The influence of "yin and yang" of purinergic receptors of the P2X and P1 type on the hematopoietic stem cell compartment

Purinergic signaling has emerged as a crucial regulatory network in hematopoiesis that affects the migration and proliferation of hematopoietic stem/progenitor cells (HSPCs). The central purinergic mediator is adenosine triphosphate (ATP), which, after releasing from the cells into the hematopoietic microenvironment as extracellular ATP (eATP), binds as a signaling ligand to the family of P2X purinergic receptors and promotes migration and proliferation of HSPCs.

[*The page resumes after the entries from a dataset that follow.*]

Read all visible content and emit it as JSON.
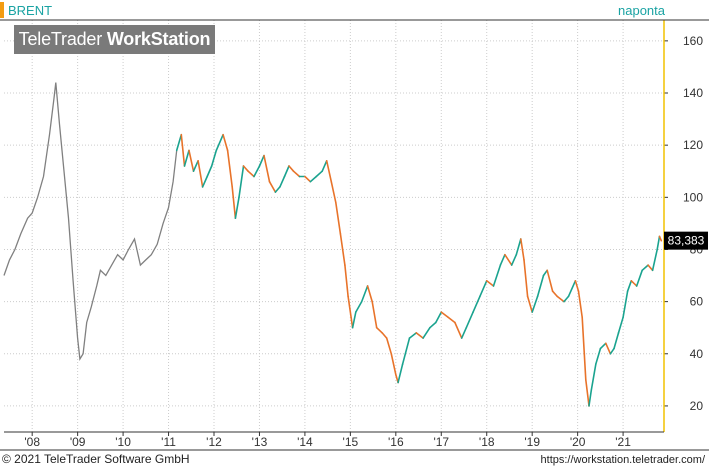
{
  "header": {
    "symbol": "BRENT",
    "period": "naponta",
    "watermark_light": "TeleTrader ",
    "watermark_bold": "WorkStation"
  },
  "footer": {
    "copyright": "© 2021 TeleTrader Software GmbH",
    "url": "https://workstation.teletrader.com/"
  },
  "colors": {
    "up": "#1aa38f",
    "down": "#e8732a",
    "history": "#808080",
    "grid": "#cccccc",
    "axis_accent": "#f2c200",
    "price_box": "#000000"
  },
  "chart_data": {
    "type": "line",
    "title": "BRENT",
    "ylim": [
      10,
      168
    ],
    "y_ticks": [
      20,
      40,
      60,
      80,
      100,
      120,
      140,
      160
    ],
    "x_ticks": [
      {
        "label": "'08",
        "t": 2008.0
      },
      {
        "label": "'09",
        "t": 2009.0
      },
      {
        "label": "'10",
        "t": 2010.0
      },
      {
        "label": "'11",
        "t": 2011.0
      },
      {
        "label": "'12",
        "t": 2012.0
      },
      {
        "label": "'13",
        "t": 2013.0
      },
      {
        "label": "'14",
        "t": 2014.0
      },
      {
        "label": "'15",
        "t": 2015.0
      },
      {
        "label": "'16",
        "t": 2016.0
      },
      {
        "label": "'17",
        "t": 2017.0
      },
      {
        "label": "'18",
        "t": 2018.0
      },
      {
        "label": "'19",
        "t": 2019.0
      },
      {
        "label": "'20",
        "t": 2020.0
      },
      {
        "label": "'21",
        "t": 2021.0
      }
    ],
    "last_price_label": "83,383",
    "last_price": 83.38,
    "history_series": {
      "name": "history",
      "points": [
        [
          2007.38,
          70
        ],
        [
          2007.5,
          76
        ],
        [
          2007.62,
          80
        ],
        [
          2007.75,
          86
        ],
        [
          2007.9,
          92
        ],
        [
          2008.0,
          94
        ],
        [
          2008.12,
          100
        ],
        [
          2008.25,
          108
        ],
        [
          2008.38,
          124
        ],
        [
          2008.48,
          138
        ],
        [
          2008.52,
          144
        ],
        [
          2008.6,
          128
        ],
        [
          2008.7,
          110
        ],
        [
          2008.8,
          92
        ],
        [
          2008.9,
          68
        ],
        [
          2009.0,
          46
        ],
        [
          2009.05,
          38
        ],
        [
          2009.12,
          40
        ],
        [
          2009.2,
          52
        ],
        [
          2009.3,
          58
        ],
        [
          2009.42,
          66
        ],
        [
          2009.5,
          72
        ],
        [
          2009.62,
          70
        ],
        [
          2009.75,
          74
        ],
        [
          2009.88,
          78
        ],
        [
          2010.0,
          76
        ],
        [
          2010.12,
          80
        ],
        [
          2010.25,
          84
        ],
        [
          2010.38,
          74
        ],
        [
          2010.5,
          76
        ],
        [
          2010.62,
          78
        ],
        [
          2010.75,
          82
        ],
        [
          2010.88,
          90
        ],
        [
          2011.0,
          96
        ],
        [
          2011.1,
          106
        ],
        [
          2011.18,
          118
        ]
      ]
    },
    "series": [
      {
        "name": "BRENT",
        "points": [
          [
            2011.18,
            118
          ],
          [
            2011.28,
            124
          ],
          [
            2011.35,
            112
          ],
          [
            2011.45,
            118
          ],
          [
            2011.55,
            110
          ],
          [
            2011.65,
            114
          ],
          [
            2011.75,
            104
          ],
          [
            2011.85,
            108
          ],
          [
            2011.95,
            112
          ],
          [
            2012.05,
            118
          ],
          [
            2012.2,
            124
          ],
          [
            2012.3,
            118
          ],
          [
            2012.4,
            104
          ],
          [
            2012.47,
            92
          ],
          [
            2012.55,
            100
          ],
          [
            2012.65,
            112
          ],
          [
            2012.75,
            110
          ],
          [
            2012.88,
            108
          ],
          [
            2013.0,
            112
          ],
          [
            2013.1,
            116
          ],
          [
            2013.22,
            106
          ],
          [
            2013.35,
            102
          ],
          [
            2013.45,
            104
          ],
          [
            2013.55,
            108
          ],
          [
            2013.65,
            112
          ],
          [
            2013.75,
            110
          ],
          [
            2013.88,
            108
          ],
          [
            2014.0,
            108
          ],
          [
            2014.12,
            106
          ],
          [
            2014.25,
            108
          ],
          [
            2014.38,
            110
          ],
          [
            2014.48,
            114
          ],
          [
            2014.58,
            106
          ],
          [
            2014.68,
            98
          ],
          [
            2014.78,
            86
          ],
          [
            2014.88,
            74
          ],
          [
            2014.95,
            62
          ],
          [
            2015.05,
            50
          ],
          [
            2015.12,
            56
          ],
          [
            2015.25,
            60
          ],
          [
            2015.38,
            66
          ],
          [
            2015.48,
            60
          ],
          [
            2015.58,
            50
          ],
          [
            2015.7,
            48
          ],
          [
            2015.8,
            46
          ],
          [
            2015.9,
            40
          ],
          [
            2016.0,
            32
          ],
          [
            2016.05,
            29
          ],
          [
            2016.15,
            36
          ],
          [
            2016.3,
            46
          ],
          [
            2016.45,
            48
          ],
          [
            2016.6,
            46
          ],
          [
            2016.75,
            50
          ],
          [
            2016.88,
            52
          ],
          [
            2017.0,
            56
          ],
          [
            2017.15,
            54
          ],
          [
            2017.3,
            52
          ],
          [
            2017.45,
            46
          ],
          [
            2017.55,
            50
          ],
          [
            2017.7,
            56
          ],
          [
            2017.85,
            62
          ],
          [
            2018.0,
            68
          ],
          [
            2018.15,
            66
          ],
          [
            2018.3,
            74
          ],
          [
            2018.4,
            78
          ],
          [
            2018.55,
            74
          ],
          [
            2018.65,
            78
          ],
          [
            2018.75,
            84
          ],
          [
            2018.82,
            76
          ],
          [
            2018.9,
            62
          ],
          [
            2019.0,
            56
          ],
          [
            2019.12,
            62
          ],
          [
            2019.25,
            70
          ],
          [
            2019.33,
            72
          ],
          [
            2019.45,
            64
          ],
          [
            2019.55,
            62
          ],
          [
            2019.7,
            60
          ],
          [
            2019.8,
            62
          ],
          [
            2019.95,
            68
          ],
          [
            2020.02,
            64
          ],
          [
            2020.1,
            54
          ],
          [
            2020.18,
            30
          ],
          [
            2020.25,
            20
          ],
          [
            2020.3,
            26
          ],
          [
            2020.4,
            36
          ],
          [
            2020.5,
            42
          ],
          [
            2020.62,
            44
          ],
          [
            2020.72,
            40
          ],
          [
            2020.8,
            42
          ],
          [
            2020.9,
            48
          ],
          [
            2021.0,
            54
          ],
          [
            2021.1,
            64
          ],
          [
            2021.18,
            68
          ],
          [
            2021.3,
            66
          ],
          [
            2021.42,
            72
          ],
          [
            2021.55,
            74
          ],
          [
            2021.65,
            72
          ],
          [
            2021.75,
            80
          ],
          [
            2021.8,
            85
          ],
          [
            2021.84,
            83.38
          ]
        ]
      }
    ]
  }
}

Subsequently, eATP is degraded in extracellular space by two cell surface-expressed ectonucleotidases CD39 and CD73 to its metabolite extracellular adenosine (eAdo), which in the negative feedback mechanism inhibits the positive effects of eATP. We found that murine and human HSPCs express at a high level three eATP binding functional P2X receptors - P2X1, P2X4, and P2X7, and at the same time, they express highly two P1 receptors for eAdo – A2A and A2B. Based on our preliminary data, we hypothesize that while eATP engaging P2X receptors stimulates intracellular pattern recognition receptor (PPR) Nlrp3 inflammasome (Nlrp3), eAdo signaling through P1 receptors has an opposite inhibitory effect on this PRR. Our novel data demonstrated that within the beneficial physiological range of activation in the so-called “hormetic zone,” Nlrp3 stimulates the trafficking and proliferation of HSPCs. It becomes activated by reactive oxygen species (ROS) and inhibited by heme oxygenase-1 (HO-1). While the intracellular level of ROS increases in cells stimulated by eATP, the intracellular level of HO-1 in cytosol increases in response to eAdo. Therefore, in this proposal, we would like to investigate in detail the positive (“yin”) P2 receptor-mediated and negative (“yang”) P1 receptor-mediated signaling effects on Nlrp3 inflammasome mediated HSPCs trafficking. We will perform our experiments using murine and human HSPCs, murine strains deficient in purinergic receptors, and employ small molecular modulators of investigated pathways. In parallel, we will analyze in-depth molecular changes at the mRNA and protein level by using state-of-the-art OMICS strategies. These studies will lead to the development of better stem cell mobilization and homing protocols and lead to more efficient ex vivo expansion of HSPCs.   This work was supported by the National Science Centre, Poland OPUS grant UMO- 2022/45/B/NZ3/00476.